Using the above configuration file and the contents of filelist as:
f8/f2/f6/f8f2f670-42d4-4c08-80d2-e6e284128226/f8f2f670-42d4-4c08-80d2-e6e284128226.data
1f/73/40/1f7340e8-015b-4a45-a97b-def606b55ef1/1f7340e8-015b-4a45-a97b-def606b55ef1.data
2d/59/e4/2d59e442-daab-460f-ba27-3d55bb5532de/2d59e442-daab-460f-ba27-3d55bb5532de.data
The the 3 files at the paths:
/mnt/shock/Shock/data/f8/f2/f6/f8f2f670-42d4-4c08-80d2-e6e284128226/f8f2f670-42d4-4c08-80d2-e6e284128226.data
/mnt/shock/Shock/data/1f/73/40/1f7340e8-015b-4a45-a97b-def606b55ef1/1f7340e8-015b-4a45-a97b-def606b55ef1.data
/mnt/shock/Shock/data/2d/59/e4/2d59e442-daab-460f-ba27-3d55bb5532de/2d59e442-daab-460f-ba27-3d55bb5532de.data
Would be copied to the following locations using the endpoints listed:
http://10.58.0.211:7480/workspace/f8/f2/f6/f8f2f670-42d4-4c08-80d2-e6e284128226/f8f2f670-42d4-4c08-80d2-e6e284128226.data
http://10.58.0.212:7480/workspace/1f/73/40/1f7340e8-015b-4a45-a97b-def606b55ef1/1f7340e8-015b-4a45-a97b-def606b55ef1.data
http://10.58.0.211:7480/workspace/2d/59/e4/2d59e442-daab-460f-ba27-3d55bb5532de/2d59e442-daab-460f-ba27-3d55bb5532de.data
The third file may actually go to either the .211 or the .212 endpoint depending on which upload finished first. Each worker is assigned a single endpoint to send all of it's traffic, so if there are more workers than endpoints then multiple workers will write to the same endpoint. Having more endpoints than workers will result in only the the first few endpoints matching the worker count being used.
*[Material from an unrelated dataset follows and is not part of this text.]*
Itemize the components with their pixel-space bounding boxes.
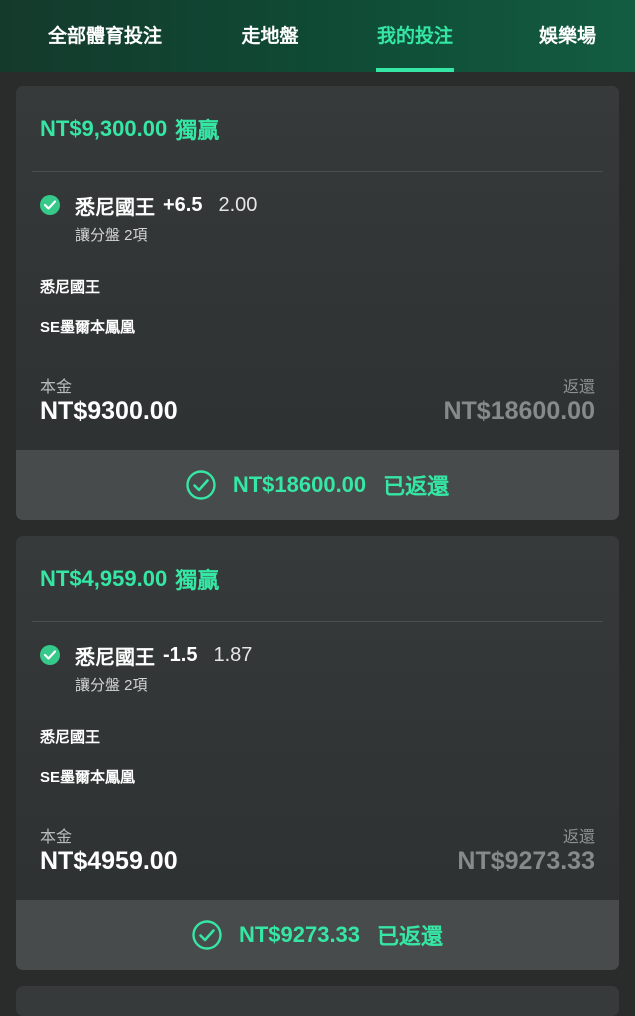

It is best to specify a relatively large number of workers ( at least 16, has been tested with up to 96 ) in order to use up the networking bandwidth available. Large files will have higher transfer rate in terms of bytes/sec because the overhead of starting and stopping the transfer is amortized over a longer interval, while smaller files will have higher rate in terms of files/sec, but relatively poor utilization of bandwidth because of the high protocol overhead of starting/stopping the transfer. A large worker pool allows large file transfers to continue in parallel with the many smaller files waiting due to protocol overhead. The KBase shock data is heavily skewed towards small files ( well under 1kb ) which results in an extremely high overhead to payload ratio.